Cette histoire sur une information qui peut être à la fois intime et publique me rappelle la figure mathématique désignée sous l’expression « bande de Moebius ». Prenez une lanière de papier, fermez-là sur elle-même et vous obtenez un bracelet. Il y a un dedans et un dehors et on ne peut passer de l’un à l’autre qu’en franchissant la limite qui les sépare, la tranche du bracelet. D’ailleurs, une mouche posée sur la face interne en fait l’expérience dès qu’elle passe sur la face externe et aussi lorsqu’elle revient sur ses pas. Coupez maintenant cette lanière de papier en deux, faites pivoter l’une des deux extrémités de 180° à et réunissez à nouveau les deux bords. Vous obtenez ce qu’on appelle une « bande de Moebius », dont la caractéristique est de n’avoir ni dedans ni dehors. Une mouche qui s’y promène passe d’ailleurs de l’intérieur à l’extérieur et de l’extérieur à l’intérieur sans franchir jamais aucun bord. Jacques Lacan a utilisé ce modèle dans les années 1950 pour illustrer ce qu’il a appelé du beau nom d’« extimité ». Rien n’est intime, rien n’est public, la continuité entre ces deux domaines est totale, tout est « extime ». Cela signifie que tout dépend du point de vue qu’on adopte.


En 2001, le mot a été repris 1 pour désigner non plus le point de vue d’un observateur, mais celui d’un producteur de contenus sur lui-même. Lorsque je montre des parties de moi qui sont publiques, elles le sont en effet. Lorsque je réserve à quelques proches des parties intimes de moi-même, elles le sont évidemment aussi. Mais au moment où je choisis de rendre publiques certaines caractéristiques de moi-même jusque-là gardées secrètes, c’est l’extimité. La nouveauté de cette approche est de désigner un processus, celui par lequel une personne décide, à un moment donné, de rendre publique une partie de son intimité. Ce mouvement n’a évidemment lieu qu’une seule fois. Si ce que je viens de rendre public m’attire suffisamment de retours positifs et que je décide de le laisser dans ce domaine, le mouvement par lequel je continue à le montrer relève de moins en moins du désir d’extimité et de plus en plus de l’exhibitionnisme. Et si je décide de retirer du domaine public ce que j’ai décidé d’y exposer au regard et au jugement des autres, ce mouvement est interrompu pareillement.

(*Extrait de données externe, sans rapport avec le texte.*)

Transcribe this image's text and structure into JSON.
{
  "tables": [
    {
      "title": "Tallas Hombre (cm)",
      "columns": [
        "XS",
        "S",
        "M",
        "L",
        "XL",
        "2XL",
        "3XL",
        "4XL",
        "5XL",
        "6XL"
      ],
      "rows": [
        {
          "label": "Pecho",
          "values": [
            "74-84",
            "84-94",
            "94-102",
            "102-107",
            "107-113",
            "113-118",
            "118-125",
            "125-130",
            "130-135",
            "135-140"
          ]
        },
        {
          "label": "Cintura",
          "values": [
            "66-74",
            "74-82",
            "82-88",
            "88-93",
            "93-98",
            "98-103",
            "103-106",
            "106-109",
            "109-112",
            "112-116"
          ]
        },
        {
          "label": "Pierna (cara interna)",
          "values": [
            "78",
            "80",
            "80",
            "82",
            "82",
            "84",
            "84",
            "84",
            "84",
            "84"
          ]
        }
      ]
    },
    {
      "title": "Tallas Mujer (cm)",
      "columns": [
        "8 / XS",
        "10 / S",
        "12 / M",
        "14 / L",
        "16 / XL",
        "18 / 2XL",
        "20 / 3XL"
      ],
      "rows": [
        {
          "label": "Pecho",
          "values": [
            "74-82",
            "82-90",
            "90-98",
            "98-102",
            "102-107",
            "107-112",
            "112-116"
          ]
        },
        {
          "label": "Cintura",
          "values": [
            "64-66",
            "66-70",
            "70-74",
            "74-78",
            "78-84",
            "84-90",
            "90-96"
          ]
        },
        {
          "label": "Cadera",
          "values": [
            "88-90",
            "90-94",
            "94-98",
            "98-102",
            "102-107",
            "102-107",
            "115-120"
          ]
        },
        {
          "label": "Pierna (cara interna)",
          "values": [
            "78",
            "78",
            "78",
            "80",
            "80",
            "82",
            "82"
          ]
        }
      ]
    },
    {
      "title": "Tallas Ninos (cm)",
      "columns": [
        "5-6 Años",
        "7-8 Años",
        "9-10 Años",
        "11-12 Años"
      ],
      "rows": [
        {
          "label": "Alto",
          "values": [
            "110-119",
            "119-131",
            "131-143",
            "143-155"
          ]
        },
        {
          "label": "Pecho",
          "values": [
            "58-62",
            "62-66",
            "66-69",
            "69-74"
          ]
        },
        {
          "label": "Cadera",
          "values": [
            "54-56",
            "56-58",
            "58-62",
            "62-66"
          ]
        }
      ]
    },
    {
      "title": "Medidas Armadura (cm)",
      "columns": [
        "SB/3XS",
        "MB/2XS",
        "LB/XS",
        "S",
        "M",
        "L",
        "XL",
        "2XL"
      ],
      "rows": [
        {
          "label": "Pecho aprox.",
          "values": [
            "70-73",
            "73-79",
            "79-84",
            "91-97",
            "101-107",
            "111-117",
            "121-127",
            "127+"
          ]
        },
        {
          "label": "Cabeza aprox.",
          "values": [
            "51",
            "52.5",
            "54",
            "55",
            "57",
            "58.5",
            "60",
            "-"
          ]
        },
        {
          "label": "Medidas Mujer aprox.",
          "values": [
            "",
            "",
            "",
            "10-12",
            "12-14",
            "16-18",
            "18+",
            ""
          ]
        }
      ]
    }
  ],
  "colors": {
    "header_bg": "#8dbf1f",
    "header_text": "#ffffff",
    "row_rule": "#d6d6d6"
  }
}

Mais si je me montre de façon anonyme ? Après tout, je peux révéler beaucoup de moi en me cachant derrière un pseudonyme ou un avatar - ces créatures de pixels qui nous permettent de naviguer dans les espaces numériques -,  sans compter que j’ai la possibilité de m’en fabriquer un grand nombre. Aujourd’hui, peu de gens les utilisent, mais ils risquent bientôt d’être aussi nécessaires et banalisés qu’un simple numéro de téléphone.
Car l’Internaute est attaché à l’anonymat. Tout au moins celui qui est adulte. La Société Blizzard a essayé d’obliger les joueurs de World of Warcraft à intervenir sur les forums dédiés au jeu sous leur véritable identité. Cette décision a provoqué une telle levée de boucliers que Blizzard a dû y renoncer. Il faut dire que la majorité des onze millions d’abonnés à WOW à sont loin d’être des adolescents puisque la moyenne d’âge y est de trente ans. En revanche, à quinze ans, on dévoile volontiers des pans de son intimité sur Facebook. Autre temps, autres mœurs, ou bien seulement une question d’âge ? L’avenir nous le dira.


La nouvelle génération, en tous cas, ne craint pas de se constituer un autre « je » sous le même état civil. Mais lequel est le vrai ? Celui des CV et autres présentations de soi qu’on trouve sur les sites dédiés à la recherche d’un emploi, ou bien celui qu’on bricole plus ou moins complaisamment pour les copains et leurs amis ? Les administrations et les entreprises, en tous cas, ont choisi. Elles ne regardent même plus les CV qu’elles reçoivent et recrutent à partir du profil Facebook !

 


1  Serge Tisseron (2002), L’intimité surexposée,  Paris, Hachette Littératures.